Four years ago I became a mother to my sweet Easton. That first year was rough... we were up all night, I worked full time, and I was trying to get the hang of this motherhood thing.  Fast forward a bit and that little guy is my best buddy.  He is my sunshine, my helper, my sweetheart! Like literally right now, he just found a cardboard box on the kitchen floor and asked if he could go throw it "in the 'cycle bin" for me. All day long he tells me he loves me and thanks me for even the simplest things I do for him.  The newest compliment is "Mom, you know you're my favorite girl in the world?" I hear that all day. I mean, he will use the same thing for his grandma's or aunts but still. I hear it the most, and it absolutely melts my heart. It's saddening to know he will grow up and I will embarrass him and make him mad.. but for right now, I'm his favorite girl in the world! 

Any mom would love to have him as their child. He cleans up his dishes without being asked, he hardly ever gives me attitude, he's easy going and happy, and he dishes out the sweetest compliments. I mean, he notices when I put nicer clothes on or get my nails done and always tells me I'm so pretty. Not to rub it in, but that 3 year old stage that everyone dreads? Never really had it. He was an angel. (Don't worry, the twins make up for it... I'm not walking down easy street by any means). 

He wanted a Cars birthday party so we had that for him on his birthday. It was all family and I made baked ziti, cause it's his favorite thing in the world. He lives off of yogurt, cheerios, bananas, and pb&j, but if I happen to make ziti (with penne noodles only... he won't eat anything else) he will demolish three plates of it. He helped me make cupcakes for his party because he loves to bake! 

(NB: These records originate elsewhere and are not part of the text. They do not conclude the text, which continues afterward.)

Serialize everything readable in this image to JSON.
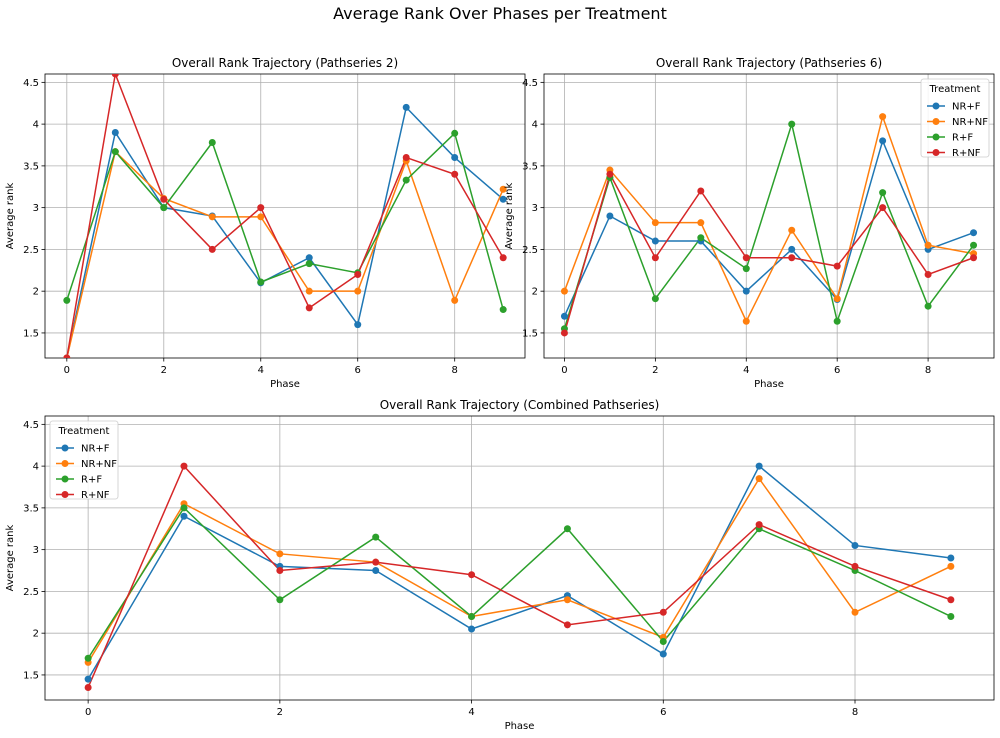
{
  "figure": {
    "title": "Average Rank Over Phases per Treatment"
  },
  "colors": {
    "NR+F": "#1f77b4",
    "NR+NF": "#ff7f0e",
    "R+F": "#2ca02c",
    "R+NF": "#d62728",
    "grid": "#b0b0b0"
  },
  "chart_data": [
    {
      "type": "line",
      "title": "Overall Rank Trajectory (Pathseries 2)",
      "xlabel": "Phase",
      "ylabel": "Average rank",
      "xlim": [
        -0.45,
        9.45
      ],
      "ylim": [
        1.2,
        4.6
      ],
      "xticks": [
        0,
        2,
        4,
        6,
        8
      ],
      "yticks": [
        1.5,
        2.0,
        2.5,
        3.0,
        3.5,
        4.0,
        4.5
      ],
      "grid": true,
      "legend": null,
      "x": [
        0,
        1,
        2,
        3,
        4,
        5,
        6,
        7,
        8,
        9
      ],
      "series": [
        {
          "name": "NR+F",
          "values": [
            1.2,
            3.9,
            3.0,
            2.9,
            2.1,
            2.4,
            1.6,
            4.2,
            3.6,
            3.1
          ]
        },
        {
          "name": "NR+NF",
          "values": [
            1.2,
            3.67,
            3.11,
            2.89,
            2.89,
            2.0,
            2.0,
            3.56,
            1.89,
            3.22
          ]
        },
        {
          "name": "R+F",
          "values": [
            1.89,
            3.67,
            3.0,
            3.78,
            2.11,
            2.33,
            2.22,
            3.33,
            3.89,
            1.78
          ]
        },
        {
          "name": "R+NF",
          "values": [
            1.2,
            4.6,
            3.1,
            2.5,
            3.0,
            1.8,
            2.2,
            3.6,
            3.4,
            2.4
          ]
        }
      ]
    },
    {
      "type": "line",
      "title": "Overall Rank Trajectory (Pathseries 6)",
      "xlabel": "Phase",
      "ylabel": "Average rank",
      "xlim": [
        -0.45,
        9.45
      ],
      "ylim": [
        1.2,
        4.6
      ],
      "xticks": [
        0,
        2,
        4,
        6,
        8
      ],
      "yticks": [
        1.5,
        2.0,
        2.5,
        3.0,
        3.5,
        4.0,
        4.5
      ],
      "grid": true,
      "legend": {
        "title": "Treatment",
        "position": "upper right",
        "entries": [
          "NR+F",
          "NR+NF",
          "R+F",
          "R+NF"
        ]
      },
      "x": [
        0,
        1,
        2,
        3,
        4,
        5,
        6,
        7,
        8,
        9
      ],
      "series": [
        {
          "name": "NR+F",
          "values": [
            1.7,
            2.9,
            2.6,
            2.6,
            2.0,
            2.5,
            1.9,
            3.8,
            2.5,
            2.7
          ]
        },
        {
          "name": "NR+NF",
          "values": [
            2.0,
            3.45,
            2.82,
            2.82,
            1.64,
            2.73,
            1.91,
            4.09,
            2.55,
            2.45
          ]
        },
        {
          "name": "R+F",
          "values": [
            1.55,
            3.36,
            1.91,
            2.64,
            2.27,
            4.0,
            1.64,
            3.18,
            1.82,
            2.55
          ]
        },
        {
          "name": "R+NF",
          "values": [
            1.5,
            3.4,
            2.4,
            3.2,
            2.4,
            2.4,
            2.3,
            3.0,
            2.2,
            2.4
          ]
        }
      ]
    },
    {
      "type": "line",
      "title": "Overall Rank Trajectory (Combined Pathseries)",
      "xlabel": "Phase",
      "ylabel": "Average rank",
      "xlim": [
        -0.45,
        9.45
      ],
      "ylim": [
        1.2,
        4.6
      ],
      "xticks": [
        0,
        2,
        4,
        6,
        8
      ],
      "yticks": [
        1.5,
        2.0,
        2.5,
        3.0,
        3.5,
        4.0,
        4.5
      ],
      "grid": true,
      "legend": {
        "title": "Treatment",
        "position": "upper left",
        "entries": [
          "NR+F",
          "NR+NF",
          "R+F",
          "R+NF"
        ]
      },
      "x": [
        0,
        1,
        2,
        3,
        4,
        5,
        6,
        7,
        8,
        9
      ],
      "series": [
        {
          "name": "NR+F",
          "values": [
            1.45,
            3.4,
            2.8,
            2.75,
            2.05,
            2.45,
            1.75,
            4.0,
            3.05,
            2.9
          ]
        },
        {
          "name": "NR+NF",
          "values": [
            1.65,
            3.55,
            2.95,
            2.85,
            2.2,
            2.4,
            1.95,
            3.85,
            2.25,
            2.8
          ]
        },
        {
          "name": "R+F",
          "values": [
            1.7,
            3.5,
            2.4,
            3.15,
            2.2,
            3.25,
            1.9,
            3.25,
            2.75,
            2.2
          ]
        },
        {
          "name": "R+NF",
          "values": [
            1.35,
            4.0,
            2.75,
            2.85,
            2.7,
            2.1,
            2.25,
            3.3,
            2.8,
            2.4
          ]
        }
      ]
    }
  ]
}
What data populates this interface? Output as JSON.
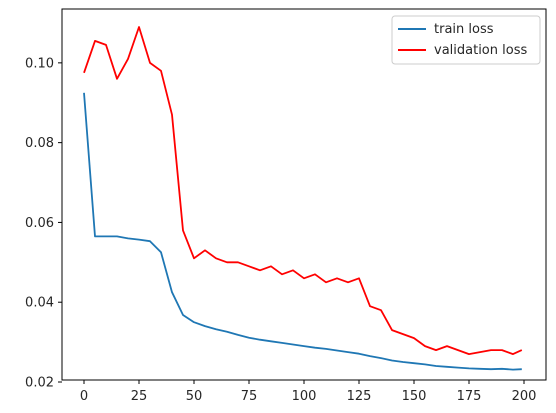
{
  "chart_data": {
    "type": "line",
    "title": "",
    "xlabel": "",
    "ylabel": "",
    "xlim": [
      -10,
      210
    ],
    "ylim": [
      0.0205,
      0.1135
    ],
    "x_ticks": [
      0,
      25,
      50,
      75,
      100,
      125,
      150,
      175,
      200
    ],
    "y_ticks": [
      0.02,
      0.04,
      0.06,
      0.08,
      0.1
    ],
    "y_tick_labels": [
      "0.02",
      "0.04",
      "0.06",
      "0.08",
      "0.10"
    ],
    "grid": false,
    "legend_position": "top-right",
    "x": [
      0,
      5,
      10,
      15,
      20,
      25,
      30,
      35,
      40,
      45,
      50,
      55,
      60,
      65,
      70,
      75,
      80,
      85,
      90,
      95,
      100,
      105,
      110,
      115,
      120,
      125,
      130,
      135,
      140,
      145,
      150,
      155,
      160,
      165,
      170,
      175,
      180,
      185,
      190,
      195,
      199
    ],
    "series": [
      {
        "name": "train loss",
        "color": "#1f77b4",
        "values": [
          0.0925,
          0.0565,
          0.0565,
          0.0565,
          0.056,
          0.0557,
          0.0553,
          0.0525,
          0.0425,
          0.0368,
          0.035,
          0.034,
          0.0332,
          0.0326,
          0.0318,
          0.0311,
          0.0306,
          0.0302,
          0.0298,
          0.0294,
          0.029,
          0.0286,
          0.0283,
          0.0279,
          0.0275,
          0.0271,
          0.0265,
          0.026,
          0.0254,
          0.025,
          0.0247,
          0.0244,
          0.024,
          0.0238,
          0.0236,
          0.0234,
          0.0233,
          0.0232,
          0.0233,
          0.0231,
          0.0232
        ]
      },
      {
        "name": "validation loss",
        "color": "#ff0000",
        "values": [
          0.0975,
          0.1055,
          0.1045,
          0.096,
          0.101,
          0.109,
          0.1,
          0.098,
          0.087,
          0.058,
          0.051,
          0.053,
          0.051,
          0.05,
          0.05,
          0.049,
          0.048,
          0.049,
          0.047,
          0.048,
          0.046,
          0.047,
          0.045,
          0.046,
          0.045,
          0.046,
          0.039,
          0.038,
          0.033,
          0.032,
          0.031,
          0.029,
          0.028,
          0.029,
          0.028,
          0.027,
          0.0275,
          0.028,
          0.028,
          0.027,
          0.028
        ]
      }
    ]
  }
}
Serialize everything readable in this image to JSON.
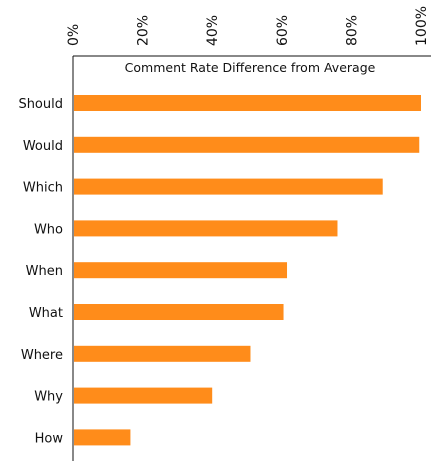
{
  "chart_data": {
    "type": "bar",
    "orientation": "horizontal",
    "title": "Comment Rate Difference from Average",
    "categories": [
      "Should",
      "Would",
      "Which",
      "Who",
      "When",
      "What",
      "Where",
      "Why",
      "How"
    ],
    "values": [
      100,
      99.5,
      89,
      76,
      61.5,
      60.5,
      51,
      40,
      16.5
    ],
    "xlim": [
      0,
      100
    ],
    "x_ticks": [
      "0%",
      "20%",
      "40%",
      "60%",
      "80%",
      "100%"
    ],
    "x_tick_values": [
      0,
      20,
      40,
      60,
      80,
      100
    ],
    "x_axis_position": "top",
    "tick_label_orientation": "vertical",
    "grid": false,
    "bar_color": "#ff8c1a"
  }
}
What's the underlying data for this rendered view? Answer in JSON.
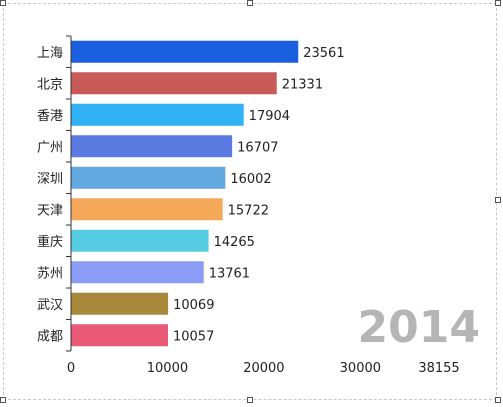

We got him a ton of Super Mario things since one of his favorite things right now is playing Mario Kart with daddy. He has to have Luigi and the "monster truck with big tires." He finally got his remote control Grave Digger he's been asking for since last fall, a set of Transformer Rescue Bots and a bunch of Lego sets. His tastes may change, but I doubt Legos will be going anywhere. Between the three of them, I am prepared to step on sharp little plastic blocks for the next 10 years or so. Oh well, I wanted boys! 

It was a great party and he was so good about it all being over the next day. Even as an adult, I get bummed when my birthday is over... but he was fine. He had lots of awesome toys to play with so he was happy. 

I'm so blessed that God chose me to be his Momma. He truly makes my life soooo much better and my days so much sweeter.  Happy fourth birthday, Easton! We're so proud of you and we love you so much!